Another factor that has taken the wind out of the sails of Indian cinema directors and producers is the underworld. Ever since the underworld started investing in Bollywood, there has come up a strong nexus between actors and the mafia.The nexus is so strong that famous actors and actresses have been seen attending a certain don’s festivities and birthday parties in Dubai. The producers and directors were the ones who lost their own turf. The famous Rajiv Rai had to even leave the country. Rakesh Roshan just escaped an attempt on his life though Gulshan Kumar was not so fortunate. Why could such a below average artist like Monica Bedi get a beeline of producers to sign her against the leading stars?
K. Asif took almost 16 years to make the timeless hit, Mughal-e-Azam. Priyadarshan was also known as a good director of this era. He took at least a year to conceive and complete a movie. Gardish and Kala Paani are some of his best movies which he took his own time to conceive, and then make. But of late he has started churning out two to five movies a year and all of them resemble each other. What is to be made out of this transition? Will this be termed as the result of market pressure or the greed of market-oriented artistes who have made money-making their sole creed?
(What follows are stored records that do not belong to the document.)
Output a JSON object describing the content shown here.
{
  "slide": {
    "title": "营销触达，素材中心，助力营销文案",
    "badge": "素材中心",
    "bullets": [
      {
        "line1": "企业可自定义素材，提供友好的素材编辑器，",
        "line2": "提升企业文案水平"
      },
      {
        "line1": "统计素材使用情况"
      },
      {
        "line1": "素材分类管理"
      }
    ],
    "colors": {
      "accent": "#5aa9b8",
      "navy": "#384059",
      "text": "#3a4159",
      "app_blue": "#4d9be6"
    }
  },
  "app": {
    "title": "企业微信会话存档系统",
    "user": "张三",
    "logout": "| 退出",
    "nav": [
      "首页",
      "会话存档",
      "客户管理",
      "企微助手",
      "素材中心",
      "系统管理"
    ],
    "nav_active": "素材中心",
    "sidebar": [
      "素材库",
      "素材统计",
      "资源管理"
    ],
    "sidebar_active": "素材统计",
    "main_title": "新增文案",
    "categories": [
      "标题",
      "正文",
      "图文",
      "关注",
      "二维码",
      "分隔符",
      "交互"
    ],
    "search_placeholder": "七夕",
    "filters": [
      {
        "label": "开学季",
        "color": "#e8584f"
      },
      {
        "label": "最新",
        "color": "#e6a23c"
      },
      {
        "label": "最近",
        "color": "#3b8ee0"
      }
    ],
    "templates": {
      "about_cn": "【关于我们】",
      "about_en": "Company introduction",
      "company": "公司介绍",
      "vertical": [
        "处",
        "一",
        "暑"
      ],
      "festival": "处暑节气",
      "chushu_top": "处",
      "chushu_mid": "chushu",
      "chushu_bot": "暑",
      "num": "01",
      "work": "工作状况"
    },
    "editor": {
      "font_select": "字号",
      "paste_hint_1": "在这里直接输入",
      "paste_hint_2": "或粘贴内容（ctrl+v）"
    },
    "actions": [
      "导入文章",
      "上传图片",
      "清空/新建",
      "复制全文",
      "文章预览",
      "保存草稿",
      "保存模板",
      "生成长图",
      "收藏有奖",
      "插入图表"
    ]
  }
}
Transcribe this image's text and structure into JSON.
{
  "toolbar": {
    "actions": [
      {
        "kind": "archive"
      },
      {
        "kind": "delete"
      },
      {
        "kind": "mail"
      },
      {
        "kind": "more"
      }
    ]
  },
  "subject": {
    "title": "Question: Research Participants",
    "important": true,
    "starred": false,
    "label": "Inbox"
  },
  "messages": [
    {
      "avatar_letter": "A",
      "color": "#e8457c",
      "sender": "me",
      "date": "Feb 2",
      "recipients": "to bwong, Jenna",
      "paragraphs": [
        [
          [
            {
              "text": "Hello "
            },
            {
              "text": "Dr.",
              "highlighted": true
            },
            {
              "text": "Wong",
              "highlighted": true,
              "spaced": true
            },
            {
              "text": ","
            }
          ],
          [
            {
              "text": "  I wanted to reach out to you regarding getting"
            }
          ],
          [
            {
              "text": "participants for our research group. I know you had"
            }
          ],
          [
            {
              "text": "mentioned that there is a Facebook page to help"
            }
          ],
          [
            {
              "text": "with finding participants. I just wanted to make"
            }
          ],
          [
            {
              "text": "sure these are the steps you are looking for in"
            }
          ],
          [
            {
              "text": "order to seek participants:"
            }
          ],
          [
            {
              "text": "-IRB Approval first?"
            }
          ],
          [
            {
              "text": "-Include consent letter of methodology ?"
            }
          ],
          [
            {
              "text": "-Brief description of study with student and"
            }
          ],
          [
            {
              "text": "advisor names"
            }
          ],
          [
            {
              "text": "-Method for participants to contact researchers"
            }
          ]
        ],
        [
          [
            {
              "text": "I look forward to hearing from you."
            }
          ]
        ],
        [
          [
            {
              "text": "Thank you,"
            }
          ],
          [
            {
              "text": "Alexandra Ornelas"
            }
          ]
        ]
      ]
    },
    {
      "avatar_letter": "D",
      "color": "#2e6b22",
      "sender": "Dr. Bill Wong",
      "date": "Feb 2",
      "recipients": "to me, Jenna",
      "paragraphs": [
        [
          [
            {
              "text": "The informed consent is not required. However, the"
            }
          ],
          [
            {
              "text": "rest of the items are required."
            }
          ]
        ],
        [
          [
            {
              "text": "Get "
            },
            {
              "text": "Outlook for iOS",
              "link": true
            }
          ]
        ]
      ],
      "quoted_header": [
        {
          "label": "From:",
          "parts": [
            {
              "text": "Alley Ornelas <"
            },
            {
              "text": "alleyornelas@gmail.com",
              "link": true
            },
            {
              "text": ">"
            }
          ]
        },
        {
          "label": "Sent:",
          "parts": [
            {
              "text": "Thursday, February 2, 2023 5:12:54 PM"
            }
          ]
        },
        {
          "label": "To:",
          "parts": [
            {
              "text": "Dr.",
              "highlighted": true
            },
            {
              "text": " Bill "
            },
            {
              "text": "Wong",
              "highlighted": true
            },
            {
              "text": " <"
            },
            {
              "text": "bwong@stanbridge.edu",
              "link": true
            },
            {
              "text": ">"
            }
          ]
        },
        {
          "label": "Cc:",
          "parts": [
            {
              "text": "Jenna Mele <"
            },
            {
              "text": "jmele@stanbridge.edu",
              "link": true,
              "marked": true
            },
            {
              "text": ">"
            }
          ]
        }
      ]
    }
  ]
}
Owing to the profitability of movie ventures, corporate houses – domestic and foreign – along with international film companies have jumped into the Bollywood fray. Sahara, Reliance, Fox, Sony Pictures and Warner Brothers cast their longing eyes on the Indian movie market. For such and many more enterprises, movies have become just commercial products while their creative aspect has taken a backseat. Movies have become products to be marketed for the sheer motive of making profits. They acquire the music rights, distribution rights and make huge sums. These corporate houses just want the directors to produce films, as it were, on the black T-model assembly line production formula of Ford where similar products are churned out in large numbers on the same assembly line in very little time and a product’s numbers are more important than variety and choice. Obviously, no director worth his salt can be
expected to come out with truly entertaining or truly creative movies.